In some situations, compulsory commitment is a veneer for incarceration without a legitimate medical plan. Such programs resemble and promote the traditional purposes of criminal punishment, such as deterrence and retribution.55 The social roots of this approach speak to misunderstandings about the pathological nature of addiction and the assumption that all people who use drugs are criminals that deserve to be punished. Such stigma and bias can be hard to shed despite medical advancements and public education. In part, this is because simplistic understandings about addiction offer attractively simplistic notions about treatment, such as compulsory civil commitment. As Abraham Maslow said in 1966, “I suppose it is tempting, if the only tool you have is a hammer, to treat everything as if it were a nail.” In the case of SUD, the law alone lacks the subtlety to comprehensively embrace the complexity of treating addiction.
The ethically just treatment of addiction is as multilayered and nuanced as the nature of addiction itself. Adding to the challenge is an ongoing need to conduct high-quality research that can inform medical treatment and legal policy. These challenges must be faced directly and with humility. In 2016, Canada made a fresh start on this path with its “Canadian Drugs and Substances Strategy” that focuses on improving drug policy and community resources to address the unmet social and medical needs of people with SUD.56 This strategy includes expanding clinician expertise in the medical treatment of addiction, and focusing on populations with unmet needs, including homeless and aboriginal Canadians. Policies that crimp the reach of Big Pharma corporations who have fuelled the opioid epidemic with aggressive marketing approaches will also be critical.57 Admittedly, large variations in the level of service provision continue to exist in some provinces, particularly in rural settings, widening the justice gap for some patients.58 Timely access to accredited addictions care should be available to all Canadians.
Although compulsory treatment does not appear generally efficacious or ethically sound in the ways it has been implemented and studied up until this point, it is worth considering whether there are unstudied situations where the converse is true: where compulsory treatment is the treatment of choice. Beyond the extreme emergent cases, perhaps there are specific patient populations that could derive as yet undiscovered benefit. Rigorous research using compassionate and comprehensive addiction care would be required to conclude that such intrusive measures are indeed justifiable.
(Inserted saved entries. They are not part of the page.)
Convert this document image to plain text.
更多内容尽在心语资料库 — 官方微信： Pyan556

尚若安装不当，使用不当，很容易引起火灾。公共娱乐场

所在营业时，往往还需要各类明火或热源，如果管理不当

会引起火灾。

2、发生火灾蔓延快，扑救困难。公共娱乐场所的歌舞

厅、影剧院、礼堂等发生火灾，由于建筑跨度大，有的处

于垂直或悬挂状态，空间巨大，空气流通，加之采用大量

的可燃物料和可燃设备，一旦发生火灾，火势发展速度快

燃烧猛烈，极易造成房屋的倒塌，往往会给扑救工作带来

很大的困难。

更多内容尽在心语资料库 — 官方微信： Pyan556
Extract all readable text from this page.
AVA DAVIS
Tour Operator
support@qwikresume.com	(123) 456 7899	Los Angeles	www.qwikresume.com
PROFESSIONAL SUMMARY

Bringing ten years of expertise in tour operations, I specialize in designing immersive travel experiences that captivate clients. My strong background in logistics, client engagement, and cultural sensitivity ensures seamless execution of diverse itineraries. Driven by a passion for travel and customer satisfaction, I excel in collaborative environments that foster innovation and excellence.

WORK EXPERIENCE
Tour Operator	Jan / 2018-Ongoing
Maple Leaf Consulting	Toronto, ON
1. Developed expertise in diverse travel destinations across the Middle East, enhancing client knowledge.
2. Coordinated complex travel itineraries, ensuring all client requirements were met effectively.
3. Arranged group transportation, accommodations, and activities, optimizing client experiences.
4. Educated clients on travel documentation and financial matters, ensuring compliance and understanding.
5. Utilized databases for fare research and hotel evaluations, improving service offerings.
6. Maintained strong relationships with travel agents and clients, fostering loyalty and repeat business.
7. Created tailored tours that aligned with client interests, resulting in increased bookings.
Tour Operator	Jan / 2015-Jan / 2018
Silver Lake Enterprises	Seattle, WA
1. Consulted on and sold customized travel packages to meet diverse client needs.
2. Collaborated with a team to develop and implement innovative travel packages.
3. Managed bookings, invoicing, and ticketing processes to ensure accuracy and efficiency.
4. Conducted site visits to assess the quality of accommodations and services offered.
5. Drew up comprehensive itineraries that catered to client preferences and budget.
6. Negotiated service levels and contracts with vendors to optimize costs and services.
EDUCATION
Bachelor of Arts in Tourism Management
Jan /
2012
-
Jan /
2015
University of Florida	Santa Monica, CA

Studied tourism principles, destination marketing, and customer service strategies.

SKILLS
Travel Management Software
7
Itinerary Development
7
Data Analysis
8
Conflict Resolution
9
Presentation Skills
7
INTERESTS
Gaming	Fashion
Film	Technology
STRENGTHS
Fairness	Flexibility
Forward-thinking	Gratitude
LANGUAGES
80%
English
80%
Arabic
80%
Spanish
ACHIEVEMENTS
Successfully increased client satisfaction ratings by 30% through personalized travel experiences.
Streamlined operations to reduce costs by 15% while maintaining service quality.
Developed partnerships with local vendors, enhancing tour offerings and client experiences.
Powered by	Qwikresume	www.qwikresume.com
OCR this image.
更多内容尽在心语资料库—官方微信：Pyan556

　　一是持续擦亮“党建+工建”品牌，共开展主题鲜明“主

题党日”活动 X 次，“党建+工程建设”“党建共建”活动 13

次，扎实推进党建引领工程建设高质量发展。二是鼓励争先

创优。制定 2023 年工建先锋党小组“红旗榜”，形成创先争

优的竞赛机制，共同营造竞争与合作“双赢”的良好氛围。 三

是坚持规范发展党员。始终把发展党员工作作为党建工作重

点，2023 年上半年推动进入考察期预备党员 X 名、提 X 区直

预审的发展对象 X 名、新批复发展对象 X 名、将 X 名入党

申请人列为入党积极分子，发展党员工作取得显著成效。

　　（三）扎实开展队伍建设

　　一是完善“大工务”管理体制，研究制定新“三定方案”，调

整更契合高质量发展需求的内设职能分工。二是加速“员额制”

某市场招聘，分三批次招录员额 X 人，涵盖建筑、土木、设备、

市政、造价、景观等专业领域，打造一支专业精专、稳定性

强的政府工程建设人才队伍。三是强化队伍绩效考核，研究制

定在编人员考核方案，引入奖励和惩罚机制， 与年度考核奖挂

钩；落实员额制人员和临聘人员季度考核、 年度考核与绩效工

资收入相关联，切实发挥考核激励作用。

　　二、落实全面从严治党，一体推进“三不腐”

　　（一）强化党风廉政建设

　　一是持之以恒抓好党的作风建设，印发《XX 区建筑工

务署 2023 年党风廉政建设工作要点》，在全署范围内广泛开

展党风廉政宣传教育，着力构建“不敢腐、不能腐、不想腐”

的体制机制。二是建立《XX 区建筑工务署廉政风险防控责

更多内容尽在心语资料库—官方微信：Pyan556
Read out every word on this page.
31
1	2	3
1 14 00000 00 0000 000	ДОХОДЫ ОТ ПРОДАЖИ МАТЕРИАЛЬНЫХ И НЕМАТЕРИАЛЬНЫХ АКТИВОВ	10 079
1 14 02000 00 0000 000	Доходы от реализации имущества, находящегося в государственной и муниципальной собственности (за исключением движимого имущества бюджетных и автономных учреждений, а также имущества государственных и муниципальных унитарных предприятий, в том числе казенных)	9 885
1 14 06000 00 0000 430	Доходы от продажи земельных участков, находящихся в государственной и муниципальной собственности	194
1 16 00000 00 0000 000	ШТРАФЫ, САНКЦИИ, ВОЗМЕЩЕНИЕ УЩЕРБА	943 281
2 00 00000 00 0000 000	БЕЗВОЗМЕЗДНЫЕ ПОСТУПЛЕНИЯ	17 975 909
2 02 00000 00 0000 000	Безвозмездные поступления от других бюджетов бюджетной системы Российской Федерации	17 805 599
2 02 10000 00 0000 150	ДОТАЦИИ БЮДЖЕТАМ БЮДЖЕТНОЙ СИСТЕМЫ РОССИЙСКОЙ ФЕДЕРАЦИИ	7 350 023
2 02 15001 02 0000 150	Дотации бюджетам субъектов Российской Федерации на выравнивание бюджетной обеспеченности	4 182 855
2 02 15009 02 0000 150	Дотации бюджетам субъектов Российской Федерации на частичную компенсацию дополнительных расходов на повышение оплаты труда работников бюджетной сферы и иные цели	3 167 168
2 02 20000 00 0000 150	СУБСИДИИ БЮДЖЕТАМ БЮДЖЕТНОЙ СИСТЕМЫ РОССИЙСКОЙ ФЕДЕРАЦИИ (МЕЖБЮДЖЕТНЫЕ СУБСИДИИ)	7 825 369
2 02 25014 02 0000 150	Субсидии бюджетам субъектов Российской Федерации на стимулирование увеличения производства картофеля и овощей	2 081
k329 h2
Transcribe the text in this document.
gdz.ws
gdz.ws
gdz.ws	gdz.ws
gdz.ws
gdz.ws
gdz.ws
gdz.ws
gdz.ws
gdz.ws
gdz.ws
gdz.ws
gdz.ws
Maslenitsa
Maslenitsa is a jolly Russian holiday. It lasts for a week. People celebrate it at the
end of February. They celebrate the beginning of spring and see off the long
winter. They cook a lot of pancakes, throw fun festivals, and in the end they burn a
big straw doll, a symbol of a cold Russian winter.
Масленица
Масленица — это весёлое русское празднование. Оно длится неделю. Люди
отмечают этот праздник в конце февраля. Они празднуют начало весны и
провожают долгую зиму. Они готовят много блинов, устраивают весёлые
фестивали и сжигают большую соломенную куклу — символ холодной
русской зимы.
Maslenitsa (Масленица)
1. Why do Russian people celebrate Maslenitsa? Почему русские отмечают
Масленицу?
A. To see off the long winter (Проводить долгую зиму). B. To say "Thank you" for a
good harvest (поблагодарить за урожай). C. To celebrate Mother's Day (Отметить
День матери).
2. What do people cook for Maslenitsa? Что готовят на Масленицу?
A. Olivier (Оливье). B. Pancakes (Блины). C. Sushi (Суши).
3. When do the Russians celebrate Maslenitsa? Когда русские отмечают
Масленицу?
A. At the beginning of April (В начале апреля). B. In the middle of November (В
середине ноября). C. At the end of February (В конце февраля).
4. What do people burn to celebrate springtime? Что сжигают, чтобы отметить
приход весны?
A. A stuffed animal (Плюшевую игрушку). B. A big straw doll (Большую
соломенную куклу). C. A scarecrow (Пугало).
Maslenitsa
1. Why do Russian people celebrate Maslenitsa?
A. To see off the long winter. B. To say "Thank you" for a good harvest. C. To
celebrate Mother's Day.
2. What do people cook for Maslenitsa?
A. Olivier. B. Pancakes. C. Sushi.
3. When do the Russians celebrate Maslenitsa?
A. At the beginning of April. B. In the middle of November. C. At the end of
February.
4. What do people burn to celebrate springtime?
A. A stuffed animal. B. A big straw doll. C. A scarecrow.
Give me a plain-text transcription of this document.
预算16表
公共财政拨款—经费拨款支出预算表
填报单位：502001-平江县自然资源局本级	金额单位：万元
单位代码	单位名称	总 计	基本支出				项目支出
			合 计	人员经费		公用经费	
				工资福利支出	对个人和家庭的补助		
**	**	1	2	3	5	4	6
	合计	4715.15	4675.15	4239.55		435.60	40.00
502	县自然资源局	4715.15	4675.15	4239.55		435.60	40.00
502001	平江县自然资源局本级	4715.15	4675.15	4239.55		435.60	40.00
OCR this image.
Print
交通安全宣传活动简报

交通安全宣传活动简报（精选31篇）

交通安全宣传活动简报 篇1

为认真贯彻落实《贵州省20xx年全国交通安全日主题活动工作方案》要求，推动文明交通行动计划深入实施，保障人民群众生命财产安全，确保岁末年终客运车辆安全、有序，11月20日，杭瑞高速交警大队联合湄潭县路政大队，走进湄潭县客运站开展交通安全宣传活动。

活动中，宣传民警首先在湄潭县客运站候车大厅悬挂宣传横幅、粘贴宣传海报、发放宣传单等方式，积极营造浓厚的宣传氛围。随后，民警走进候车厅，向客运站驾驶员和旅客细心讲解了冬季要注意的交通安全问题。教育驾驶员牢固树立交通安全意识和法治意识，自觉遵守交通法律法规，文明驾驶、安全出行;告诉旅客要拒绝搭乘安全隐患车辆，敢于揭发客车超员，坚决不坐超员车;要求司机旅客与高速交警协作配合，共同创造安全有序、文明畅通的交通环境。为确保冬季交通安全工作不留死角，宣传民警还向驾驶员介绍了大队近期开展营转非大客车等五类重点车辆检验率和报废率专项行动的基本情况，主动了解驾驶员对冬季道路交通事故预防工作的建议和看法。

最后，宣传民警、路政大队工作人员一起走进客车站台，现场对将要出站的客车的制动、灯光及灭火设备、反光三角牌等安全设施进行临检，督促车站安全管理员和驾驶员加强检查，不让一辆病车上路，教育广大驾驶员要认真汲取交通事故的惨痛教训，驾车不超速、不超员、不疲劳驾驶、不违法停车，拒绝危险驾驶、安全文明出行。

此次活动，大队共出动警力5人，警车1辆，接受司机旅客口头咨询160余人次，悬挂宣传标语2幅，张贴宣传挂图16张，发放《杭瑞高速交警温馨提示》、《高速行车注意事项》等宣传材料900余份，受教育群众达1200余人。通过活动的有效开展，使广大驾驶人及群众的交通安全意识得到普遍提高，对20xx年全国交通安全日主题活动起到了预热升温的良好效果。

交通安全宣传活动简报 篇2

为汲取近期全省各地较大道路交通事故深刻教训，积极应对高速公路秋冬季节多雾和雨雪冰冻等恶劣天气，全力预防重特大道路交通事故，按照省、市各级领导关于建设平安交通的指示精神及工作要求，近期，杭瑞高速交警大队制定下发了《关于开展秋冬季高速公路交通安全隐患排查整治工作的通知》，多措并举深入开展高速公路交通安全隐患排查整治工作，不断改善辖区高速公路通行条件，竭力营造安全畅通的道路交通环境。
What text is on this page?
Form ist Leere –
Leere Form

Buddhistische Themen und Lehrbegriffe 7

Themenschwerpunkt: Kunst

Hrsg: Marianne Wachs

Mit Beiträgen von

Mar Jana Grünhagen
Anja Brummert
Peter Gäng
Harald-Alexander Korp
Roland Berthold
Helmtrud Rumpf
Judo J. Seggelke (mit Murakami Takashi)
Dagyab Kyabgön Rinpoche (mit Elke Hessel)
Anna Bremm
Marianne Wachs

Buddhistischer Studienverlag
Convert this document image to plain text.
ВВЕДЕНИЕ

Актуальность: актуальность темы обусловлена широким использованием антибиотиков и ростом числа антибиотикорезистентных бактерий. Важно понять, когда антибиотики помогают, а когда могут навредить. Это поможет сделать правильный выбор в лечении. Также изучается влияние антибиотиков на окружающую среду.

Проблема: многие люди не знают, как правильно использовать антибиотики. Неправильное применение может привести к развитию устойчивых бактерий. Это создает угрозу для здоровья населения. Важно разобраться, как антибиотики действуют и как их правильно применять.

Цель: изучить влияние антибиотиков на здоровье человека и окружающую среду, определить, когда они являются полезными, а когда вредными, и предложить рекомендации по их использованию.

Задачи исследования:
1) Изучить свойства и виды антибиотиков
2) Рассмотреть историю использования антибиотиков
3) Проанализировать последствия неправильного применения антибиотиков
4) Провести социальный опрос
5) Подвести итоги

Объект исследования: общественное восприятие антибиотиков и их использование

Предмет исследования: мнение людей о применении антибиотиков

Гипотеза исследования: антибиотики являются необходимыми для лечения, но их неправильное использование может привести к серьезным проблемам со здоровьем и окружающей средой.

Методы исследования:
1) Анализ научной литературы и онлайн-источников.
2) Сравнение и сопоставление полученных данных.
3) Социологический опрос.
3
Rather than embarking on this research directly with civilly committed individuals using the Mental Health Act, starting with the already established Canadian drug court system may be most appropriate given the opportunities for improvement identified by several existing reviews.13,59
Canada has not added routine compulsory treatment of SUD to its action plan, and should avoid legislative action that increases the legal power to force people with SUD into civil commitment. The use of current Mental Health legislation should continue to focus on patients with mental illness who present a serious risk to their own life and that of others, rather than inappropriately sweeping in all patients with severe SUD and impaired capacity. We must recognize that addiction is a complex biopsychosocial problem that will never be vanquished by legal measures that are solely imposed on those with substance use disorder.